Great Hair 2012: Why More Men Are Shaving Their Heads

Local barbers are seeing an increase in the number of men asking for head shaves. Here’s why more men in their thirties and forties are taking it all off.

By: Christina Ianzito

Rich Manegio’s head is puffy with foam as he leans over the sink, then draws a razor over his scalp from his hairline to the back of his neck. “It’s almost like combing your hair,” he says, demonstrating his shaving routine in his Northwest DC apartment. When he’s done, he has a smooth, slightly shiny head, accomplishing what he likes to call “going cue ball.”

Manegio, 48, a director at a software company, first shaved his head ten years ago when his hair had grown thin: “At first I would cut it short, then I decided to stop pretending I had hair.” He chopped it down to a buzz and then went “full bore” on a whim one night while his wife was half asleep. “When she woke up the next morning, she screamed,” says Manegio, who sports glasses and a graying beard.

A shaved head has become one solution to hair loss for guys disinclined to try Rogaine or hair plugs. Mike Gilman, cofounder of the Grooming Lounge men’s salon, says “we’ve definitely seen an uptick” in the number of head shaves requested at the company’s DC and McLean shops, which stock moisturizer and aftershave specifically for the scalp.

Customers who request the $50 hot-lather head shave, which is 40 minutes of serious scalp and face pampering, are typically in their late thirties to fifties. That’s a generation of men who’d rather be bald than have a toupee or, maybe worse, a wispy comb-over.

There are issues—it can be chilly in the winter, for one. Manegio keeps a slight buzz cut during the blustery months for “a little buffer of heat.” Then there’s sun exposure: Sunblock is a must.

Still, says Gilman: “Our barbers tell people, ‘Bald is always better than balding.’ ”

Please, though, do not describe a shaved head as “bald” when speaking to Todd Greene, creator of HeadBlade, a specially designed head shaver.
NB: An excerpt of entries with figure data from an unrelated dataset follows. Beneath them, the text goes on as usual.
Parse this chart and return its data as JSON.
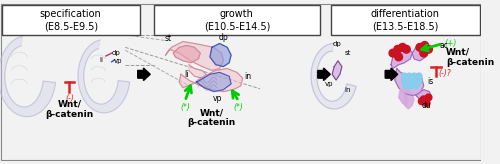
{
  "bg_color": "#f2f2f2",
  "box_bg": "#ffffff",
  "box_edge": "#444444",
  "title1": "specification\n(E8.5-E9.5)",
  "title2": "growth\n(E10.5-E14.5)",
  "title3": "differentiation\n(E13.5-E18.5)",
  "title_fontsize": 7.0,
  "label_fontsize": 5.5,
  "wnt_fontsize": 6.5,
  "fig_width": 5.0,
  "fig_height": 1.64,
  "dpi": 100,
  "embryo_color": "#d0d0e8",
  "embryo_edge": "#a0a0c0",
  "embryo_alpha": 0.4,
  "pink": "#f0c0cc",
  "pink_edge": "#cc8899",
  "blue_inner": "#8899dd",
  "blue_edge": "#4455aa",
  "lavender": "#d4aadd",
  "lav_edge": "#9966bb",
  "dark_purple": "#664488",
  "red_cell": "#cc1122",
  "blue_cell": "#88ccee",
  "green_arrow": "#00cc00",
  "red_color": "#dd2222"
}
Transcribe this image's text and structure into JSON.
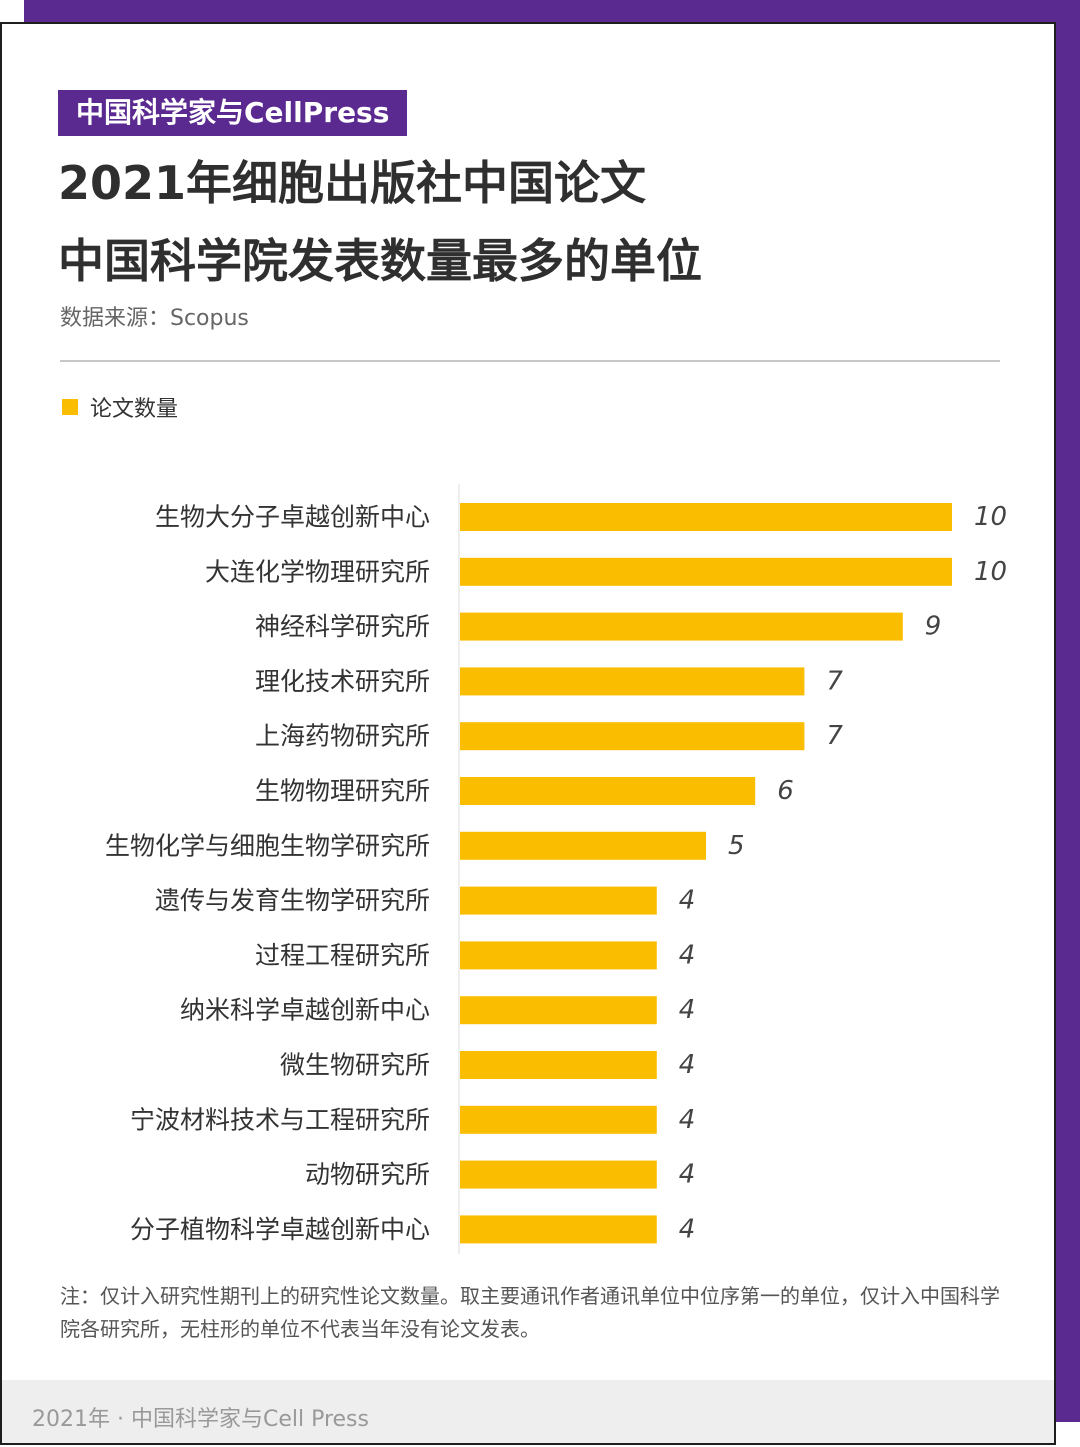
{
  "brand_tag": "中国科学家与CellPress",
  "title_line1": "2021年细胞出版社中国论文",
  "title_line2": "中国科学院发表数量最多的单位",
  "source": "数据来源：Scopus",
  "note": "注：仅计入研究性期刊上的研究性论文数量。取主要通讯作者通讯单位中位序第一的单位，仅计入中国科学院各研究所，无柱形的单位不代表当年没有论文发表。",
  "footer": "2021年 · 中国科学家与Cell Press",
  "colors": {
    "brand": "#5b2a91",
    "bar": "#fbbd00"
  },
  "chart_data": {
    "type": "bar",
    "orientation": "horizontal",
    "legend": [
      "论文数量"
    ],
    "categories": [
      "生物大分子卓越创新中心",
      "大连化学物理研究所",
      "神经科学研究所",
      "理化技术研究所",
      "上海药物研究所",
      "生物物理研究所",
      "生物化学与细胞生物学研究所",
      "遗传与发育生物学研究所",
      "过程工程研究所",
      "纳米科学卓越创新中心",
      "微生物研究所",
      "宁波材料技术与工程研究所",
      "动物研究所",
      "分子植物科学卓越创新中心"
    ],
    "series": [
      {
        "name": "论文数量",
        "values": [
          10,
          10,
          9,
          7,
          7,
          6,
          5,
          4,
          4,
          4,
          4,
          4,
          4,
          4
        ]
      }
    ],
    "xlim": [
      0,
      10
    ]
  }
}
“The difference between balding and shaving is that balding is passive. It’s something that happens to you, and nobody ever looks at it as a positive thing,” says Greene, 45, who has been shaving his scalp for 17 years. “The minute you shave your head, you get confidence because you’re not balding—you shave. For so many guys, it’s life-changing.”

Seinfeld’s George Costanza and comedian Larry David are—passively—going bald, Greene says. Actor Bruce Willis and tennis great Andre Agassi shave their heads. Think about it: Who’s cooler? “Head-shaving,” he says, “is the antithesis of balding.”

There’s no denying that the hereditary hair loss that comes with age for many men—50 million, according to the American Academy of Dermatology—is a sensitive issue. (Women experience hair loss as well, though they aren’t turning to shaving.) Spencer David Kobren, founder of the American Hair Loss Association, estimates that hair-loss treatment is a $3.5-billion industry, including the use of FDA-approved medications such as minoxidil, better known by the brand name Rogaine, and finasteride (Propecia and Proscar).

Says Kobren: “Guys are really suffering out there.” When you lose your hair, he adds, “you’re losing a part of yourself, a part of your identity, and it’s a huge psychological blow.” Kobren, 47, has used Proscar for 17 years and still bears a decent crop of hair. But he tells balding men that if they “can deal with a shaved head, just shave it off and forget about this misery of trying to retain your hair.”